Il ristoro non è la meta del cammino.
E’ solo un momento in cui ci si ferma per ricuperare le energie. In effetti Gesù non dice venite a me e non faticherete più, ma solo troverete ristoro.
L’invito, poi, è quello di prendere il suo giogo per continuare a camminare accanto a lui.
Il giogo serve proprio per far procedere appaiati due animali da traino e non disperdere la forza di trazione. Nel caso del Vangelo, Gesù ci propone di camminare accanto a lui in modo così unito che possiamo confidare nella sua forza per procedere nel cammino: per tenerci uniti a sé lui indossa un giogo che lo vincola a noi.

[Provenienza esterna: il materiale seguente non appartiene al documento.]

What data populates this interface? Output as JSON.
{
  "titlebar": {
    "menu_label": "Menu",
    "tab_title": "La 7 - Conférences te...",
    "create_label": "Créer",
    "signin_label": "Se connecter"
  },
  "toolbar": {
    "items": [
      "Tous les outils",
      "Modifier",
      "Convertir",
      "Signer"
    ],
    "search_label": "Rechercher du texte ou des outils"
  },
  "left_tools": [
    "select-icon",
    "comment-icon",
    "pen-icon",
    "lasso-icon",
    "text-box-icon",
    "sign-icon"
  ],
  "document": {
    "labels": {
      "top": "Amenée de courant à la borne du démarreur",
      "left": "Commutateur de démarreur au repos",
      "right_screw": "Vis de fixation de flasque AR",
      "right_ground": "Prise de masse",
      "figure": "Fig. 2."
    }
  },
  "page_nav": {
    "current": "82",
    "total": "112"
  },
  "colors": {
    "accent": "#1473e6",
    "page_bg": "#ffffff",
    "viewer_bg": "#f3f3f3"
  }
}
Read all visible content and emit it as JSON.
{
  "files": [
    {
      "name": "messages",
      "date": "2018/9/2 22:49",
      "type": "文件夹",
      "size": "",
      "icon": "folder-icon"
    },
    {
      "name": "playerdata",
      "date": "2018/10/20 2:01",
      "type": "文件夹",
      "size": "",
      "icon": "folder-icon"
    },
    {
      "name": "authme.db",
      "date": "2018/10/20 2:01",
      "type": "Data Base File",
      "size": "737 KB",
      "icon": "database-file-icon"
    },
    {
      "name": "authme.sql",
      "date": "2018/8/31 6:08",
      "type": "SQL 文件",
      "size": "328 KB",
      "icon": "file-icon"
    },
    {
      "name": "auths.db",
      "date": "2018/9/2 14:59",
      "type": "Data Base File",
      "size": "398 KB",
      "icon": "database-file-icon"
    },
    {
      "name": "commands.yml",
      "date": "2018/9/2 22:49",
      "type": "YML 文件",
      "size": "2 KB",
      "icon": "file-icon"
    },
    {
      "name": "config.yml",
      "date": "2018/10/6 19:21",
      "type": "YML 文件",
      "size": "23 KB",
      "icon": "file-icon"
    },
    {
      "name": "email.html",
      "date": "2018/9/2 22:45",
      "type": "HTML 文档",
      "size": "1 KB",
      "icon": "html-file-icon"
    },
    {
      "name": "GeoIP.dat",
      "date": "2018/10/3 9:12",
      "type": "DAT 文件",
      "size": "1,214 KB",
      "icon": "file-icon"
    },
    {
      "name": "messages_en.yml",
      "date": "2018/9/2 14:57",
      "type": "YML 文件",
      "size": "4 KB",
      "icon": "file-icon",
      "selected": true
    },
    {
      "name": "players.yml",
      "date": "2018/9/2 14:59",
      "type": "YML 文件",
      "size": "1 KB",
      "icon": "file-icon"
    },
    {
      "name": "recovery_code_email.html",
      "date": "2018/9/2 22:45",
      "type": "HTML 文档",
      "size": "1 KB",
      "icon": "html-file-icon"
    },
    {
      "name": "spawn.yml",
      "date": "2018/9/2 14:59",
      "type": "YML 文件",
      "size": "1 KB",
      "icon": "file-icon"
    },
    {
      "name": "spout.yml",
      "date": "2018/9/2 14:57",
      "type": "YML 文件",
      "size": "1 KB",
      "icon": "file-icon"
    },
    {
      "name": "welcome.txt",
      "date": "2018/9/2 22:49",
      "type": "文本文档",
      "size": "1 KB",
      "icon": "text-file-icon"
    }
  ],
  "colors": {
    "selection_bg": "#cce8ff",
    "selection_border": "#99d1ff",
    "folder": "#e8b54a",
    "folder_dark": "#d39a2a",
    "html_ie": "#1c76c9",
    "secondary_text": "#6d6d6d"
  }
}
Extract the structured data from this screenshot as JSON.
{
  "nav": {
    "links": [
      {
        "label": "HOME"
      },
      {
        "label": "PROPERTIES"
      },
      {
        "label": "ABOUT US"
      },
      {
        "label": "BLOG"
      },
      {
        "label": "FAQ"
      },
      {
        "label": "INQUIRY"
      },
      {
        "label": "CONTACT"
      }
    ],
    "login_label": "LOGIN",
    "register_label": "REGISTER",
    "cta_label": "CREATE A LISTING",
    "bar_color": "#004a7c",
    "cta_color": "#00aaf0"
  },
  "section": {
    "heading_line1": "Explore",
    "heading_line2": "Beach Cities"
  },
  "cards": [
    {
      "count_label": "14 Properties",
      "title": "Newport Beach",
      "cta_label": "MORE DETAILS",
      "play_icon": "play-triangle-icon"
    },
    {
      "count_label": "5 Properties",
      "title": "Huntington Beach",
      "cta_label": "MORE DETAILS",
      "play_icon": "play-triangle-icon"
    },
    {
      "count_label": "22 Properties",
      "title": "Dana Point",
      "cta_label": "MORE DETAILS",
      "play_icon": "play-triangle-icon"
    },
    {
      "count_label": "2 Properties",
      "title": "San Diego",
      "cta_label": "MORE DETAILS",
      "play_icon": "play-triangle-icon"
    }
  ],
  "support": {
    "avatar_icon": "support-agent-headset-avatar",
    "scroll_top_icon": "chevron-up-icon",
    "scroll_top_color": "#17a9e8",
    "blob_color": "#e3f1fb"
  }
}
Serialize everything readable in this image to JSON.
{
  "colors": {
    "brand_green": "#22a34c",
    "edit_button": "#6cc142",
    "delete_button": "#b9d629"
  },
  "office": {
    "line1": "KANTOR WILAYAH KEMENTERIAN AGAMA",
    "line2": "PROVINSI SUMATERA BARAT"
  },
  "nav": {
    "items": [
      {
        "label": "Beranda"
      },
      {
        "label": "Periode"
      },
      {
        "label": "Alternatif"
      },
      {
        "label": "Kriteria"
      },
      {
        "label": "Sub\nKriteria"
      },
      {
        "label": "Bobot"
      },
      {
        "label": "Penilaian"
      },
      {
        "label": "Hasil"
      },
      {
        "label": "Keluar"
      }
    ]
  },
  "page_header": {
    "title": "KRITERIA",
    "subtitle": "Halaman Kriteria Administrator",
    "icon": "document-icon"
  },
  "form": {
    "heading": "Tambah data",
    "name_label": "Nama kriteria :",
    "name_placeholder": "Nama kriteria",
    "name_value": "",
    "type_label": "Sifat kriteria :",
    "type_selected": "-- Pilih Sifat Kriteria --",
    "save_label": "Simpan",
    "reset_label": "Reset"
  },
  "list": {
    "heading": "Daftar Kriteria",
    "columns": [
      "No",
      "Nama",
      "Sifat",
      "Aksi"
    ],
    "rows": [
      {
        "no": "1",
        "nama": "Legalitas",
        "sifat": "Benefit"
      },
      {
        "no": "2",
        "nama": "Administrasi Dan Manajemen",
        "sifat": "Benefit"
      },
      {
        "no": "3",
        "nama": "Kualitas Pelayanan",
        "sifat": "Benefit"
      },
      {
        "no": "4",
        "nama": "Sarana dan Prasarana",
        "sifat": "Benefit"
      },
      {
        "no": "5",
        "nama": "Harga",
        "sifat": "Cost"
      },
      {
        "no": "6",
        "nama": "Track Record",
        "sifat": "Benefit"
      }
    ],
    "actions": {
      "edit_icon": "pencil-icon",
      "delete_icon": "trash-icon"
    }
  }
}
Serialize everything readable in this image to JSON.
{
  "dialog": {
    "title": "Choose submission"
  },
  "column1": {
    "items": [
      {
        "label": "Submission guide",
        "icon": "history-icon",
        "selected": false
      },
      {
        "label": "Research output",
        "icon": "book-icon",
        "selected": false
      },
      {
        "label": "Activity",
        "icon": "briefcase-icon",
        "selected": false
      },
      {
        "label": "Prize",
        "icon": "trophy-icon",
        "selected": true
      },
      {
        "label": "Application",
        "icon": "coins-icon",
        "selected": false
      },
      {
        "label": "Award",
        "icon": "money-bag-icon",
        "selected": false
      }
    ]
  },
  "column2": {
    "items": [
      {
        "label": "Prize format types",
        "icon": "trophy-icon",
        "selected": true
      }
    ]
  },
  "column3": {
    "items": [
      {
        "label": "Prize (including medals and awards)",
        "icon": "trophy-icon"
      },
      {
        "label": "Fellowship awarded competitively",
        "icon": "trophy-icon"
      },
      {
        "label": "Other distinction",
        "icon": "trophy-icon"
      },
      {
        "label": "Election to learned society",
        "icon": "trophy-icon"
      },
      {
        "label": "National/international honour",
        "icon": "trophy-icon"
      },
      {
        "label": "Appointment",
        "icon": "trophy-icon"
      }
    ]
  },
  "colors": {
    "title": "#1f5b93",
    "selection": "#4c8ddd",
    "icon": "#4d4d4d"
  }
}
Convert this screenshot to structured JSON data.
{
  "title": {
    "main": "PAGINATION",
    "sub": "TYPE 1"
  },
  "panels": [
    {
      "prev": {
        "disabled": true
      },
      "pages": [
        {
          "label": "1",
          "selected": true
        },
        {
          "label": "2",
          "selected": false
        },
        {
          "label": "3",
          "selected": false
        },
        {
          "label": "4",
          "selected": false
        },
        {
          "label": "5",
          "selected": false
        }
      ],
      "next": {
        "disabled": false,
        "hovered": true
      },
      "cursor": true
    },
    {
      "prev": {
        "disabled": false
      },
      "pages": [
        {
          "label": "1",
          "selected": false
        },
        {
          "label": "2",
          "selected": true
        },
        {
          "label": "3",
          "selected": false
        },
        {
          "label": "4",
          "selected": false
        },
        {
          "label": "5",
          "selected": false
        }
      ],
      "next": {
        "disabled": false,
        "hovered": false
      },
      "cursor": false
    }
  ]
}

In un tempo in cui continuamente la Chiesa prega dicendo: “Vieni, Signore!”, Gesù ci invita e ci dice: “Venite a me!”
Accanto all’invocazione, infatti, è necessario vivere anche la disponibilità ad andare incontro al Signore che viene, come le dieci vergini del vangelo di Matteo (Mt 25,1-13); a mezzanotte si leva un grido: “Ecco lo sposo, andategli incontro!”
Mentre ci facciamo voce di tutta l’umanità che invoca la venuta del Signore ci vogliamo fare anche orecchio per ascoltare l’invito del Signore e cercare ristoro in lui, per diventare gambe che vanno incontro a lui e braccia che accolgono il suo abbraccio ristoratore.